The ride-sharing service Uber needs to be licensed to run in the City of Ottawa, officials said on Monday after a meeting on how the popular transportation app might work in the capital region.

Uber's business model has been to employ part-time drivers using their own vehicles to shuttle passengers around.

But it has modified that approach depending on the jurisdiction, and in Toronto and Montreal the service uses only licensed drivers and relies on traditional fare meters.

But they face stiff resistance from Ottawa's taxi companies.

"It's going to be a long battle of attrition with Uber and Uber is not going to win here," said taxi cab company Coventry Connections president Hanif Patni.

Susan Jones, who oversees the city's taxi licensing program, said she was glad to hear the company's pitch, but added it will need to be licensed.

Jones said Uber would have to comply with all the rules that apply to other cab companies and govern everything from driver training to vehicle inspections.

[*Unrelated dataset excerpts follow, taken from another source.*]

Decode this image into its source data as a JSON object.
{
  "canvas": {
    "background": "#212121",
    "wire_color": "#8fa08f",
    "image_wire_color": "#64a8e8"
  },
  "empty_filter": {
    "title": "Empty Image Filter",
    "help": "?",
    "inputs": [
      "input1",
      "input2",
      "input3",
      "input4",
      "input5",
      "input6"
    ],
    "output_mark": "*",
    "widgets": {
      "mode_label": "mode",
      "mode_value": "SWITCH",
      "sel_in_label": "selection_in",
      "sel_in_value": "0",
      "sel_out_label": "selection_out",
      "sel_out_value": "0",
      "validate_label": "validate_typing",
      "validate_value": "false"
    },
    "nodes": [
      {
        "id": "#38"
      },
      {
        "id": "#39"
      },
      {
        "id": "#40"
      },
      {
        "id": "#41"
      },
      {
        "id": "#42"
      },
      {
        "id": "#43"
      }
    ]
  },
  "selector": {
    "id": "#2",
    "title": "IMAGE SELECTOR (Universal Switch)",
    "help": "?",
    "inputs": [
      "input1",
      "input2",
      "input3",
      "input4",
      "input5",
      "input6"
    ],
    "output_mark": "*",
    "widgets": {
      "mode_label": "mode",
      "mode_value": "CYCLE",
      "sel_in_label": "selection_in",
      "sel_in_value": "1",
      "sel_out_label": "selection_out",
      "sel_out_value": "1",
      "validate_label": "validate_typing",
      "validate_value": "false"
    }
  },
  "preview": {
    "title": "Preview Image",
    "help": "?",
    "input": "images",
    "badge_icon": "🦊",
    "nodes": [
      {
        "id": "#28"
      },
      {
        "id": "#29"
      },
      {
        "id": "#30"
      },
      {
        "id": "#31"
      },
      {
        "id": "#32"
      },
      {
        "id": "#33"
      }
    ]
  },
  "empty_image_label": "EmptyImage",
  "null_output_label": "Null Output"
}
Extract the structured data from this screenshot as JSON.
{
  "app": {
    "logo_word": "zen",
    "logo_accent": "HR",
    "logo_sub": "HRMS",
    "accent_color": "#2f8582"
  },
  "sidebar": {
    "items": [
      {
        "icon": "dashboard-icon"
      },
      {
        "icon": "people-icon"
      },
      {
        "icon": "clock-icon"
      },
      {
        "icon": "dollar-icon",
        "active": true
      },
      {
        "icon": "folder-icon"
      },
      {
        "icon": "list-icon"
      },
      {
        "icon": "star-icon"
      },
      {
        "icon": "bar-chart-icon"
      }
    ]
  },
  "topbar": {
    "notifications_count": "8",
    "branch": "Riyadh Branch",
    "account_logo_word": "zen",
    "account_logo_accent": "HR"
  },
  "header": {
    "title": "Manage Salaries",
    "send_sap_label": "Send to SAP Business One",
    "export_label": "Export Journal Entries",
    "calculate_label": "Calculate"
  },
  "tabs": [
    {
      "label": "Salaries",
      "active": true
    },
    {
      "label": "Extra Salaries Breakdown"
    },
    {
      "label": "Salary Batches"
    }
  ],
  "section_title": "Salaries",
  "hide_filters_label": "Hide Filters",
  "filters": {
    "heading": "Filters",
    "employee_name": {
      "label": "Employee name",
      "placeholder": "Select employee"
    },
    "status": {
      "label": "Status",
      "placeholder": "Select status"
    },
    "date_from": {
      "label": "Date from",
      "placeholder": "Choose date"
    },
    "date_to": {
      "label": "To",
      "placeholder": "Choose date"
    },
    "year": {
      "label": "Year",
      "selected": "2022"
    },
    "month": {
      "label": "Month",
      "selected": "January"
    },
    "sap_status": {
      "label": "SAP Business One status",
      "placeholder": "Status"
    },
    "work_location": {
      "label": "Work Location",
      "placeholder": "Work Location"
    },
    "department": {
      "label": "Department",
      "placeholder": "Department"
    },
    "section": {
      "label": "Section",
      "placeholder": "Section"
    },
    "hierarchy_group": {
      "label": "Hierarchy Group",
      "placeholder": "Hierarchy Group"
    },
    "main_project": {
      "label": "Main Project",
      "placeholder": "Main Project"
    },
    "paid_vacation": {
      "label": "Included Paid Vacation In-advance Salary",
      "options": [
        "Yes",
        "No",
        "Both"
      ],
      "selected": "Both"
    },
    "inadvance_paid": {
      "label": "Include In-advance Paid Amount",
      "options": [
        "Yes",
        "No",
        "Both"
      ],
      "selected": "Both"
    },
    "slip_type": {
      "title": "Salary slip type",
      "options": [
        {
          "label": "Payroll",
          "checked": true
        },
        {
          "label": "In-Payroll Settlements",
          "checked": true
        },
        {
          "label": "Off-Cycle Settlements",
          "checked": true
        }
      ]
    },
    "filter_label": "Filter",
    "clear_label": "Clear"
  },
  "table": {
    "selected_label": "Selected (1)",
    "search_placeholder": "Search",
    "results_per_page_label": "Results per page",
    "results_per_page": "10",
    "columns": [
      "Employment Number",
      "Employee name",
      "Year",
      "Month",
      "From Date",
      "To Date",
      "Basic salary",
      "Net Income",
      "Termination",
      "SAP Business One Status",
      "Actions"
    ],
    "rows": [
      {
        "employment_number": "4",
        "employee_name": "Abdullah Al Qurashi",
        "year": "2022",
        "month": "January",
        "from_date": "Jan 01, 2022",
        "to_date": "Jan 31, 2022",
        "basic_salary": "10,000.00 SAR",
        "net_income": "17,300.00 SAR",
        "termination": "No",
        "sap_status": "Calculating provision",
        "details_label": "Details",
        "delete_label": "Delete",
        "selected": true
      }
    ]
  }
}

Since launching in 2010, San Francisco-based Uber has expanded to over 100 cities around the world, including Toronto, Montreal and Halifax.

Pushback from cab companies and regulators in Vancouver and Calgary forced Uber to abandon expansion plans there, and the service has been banned in New Orleans, Miami and Brussels, among other cities.

Frankfurt state court has also barred Uber from operating in Germany, though the company has vowed to appeal.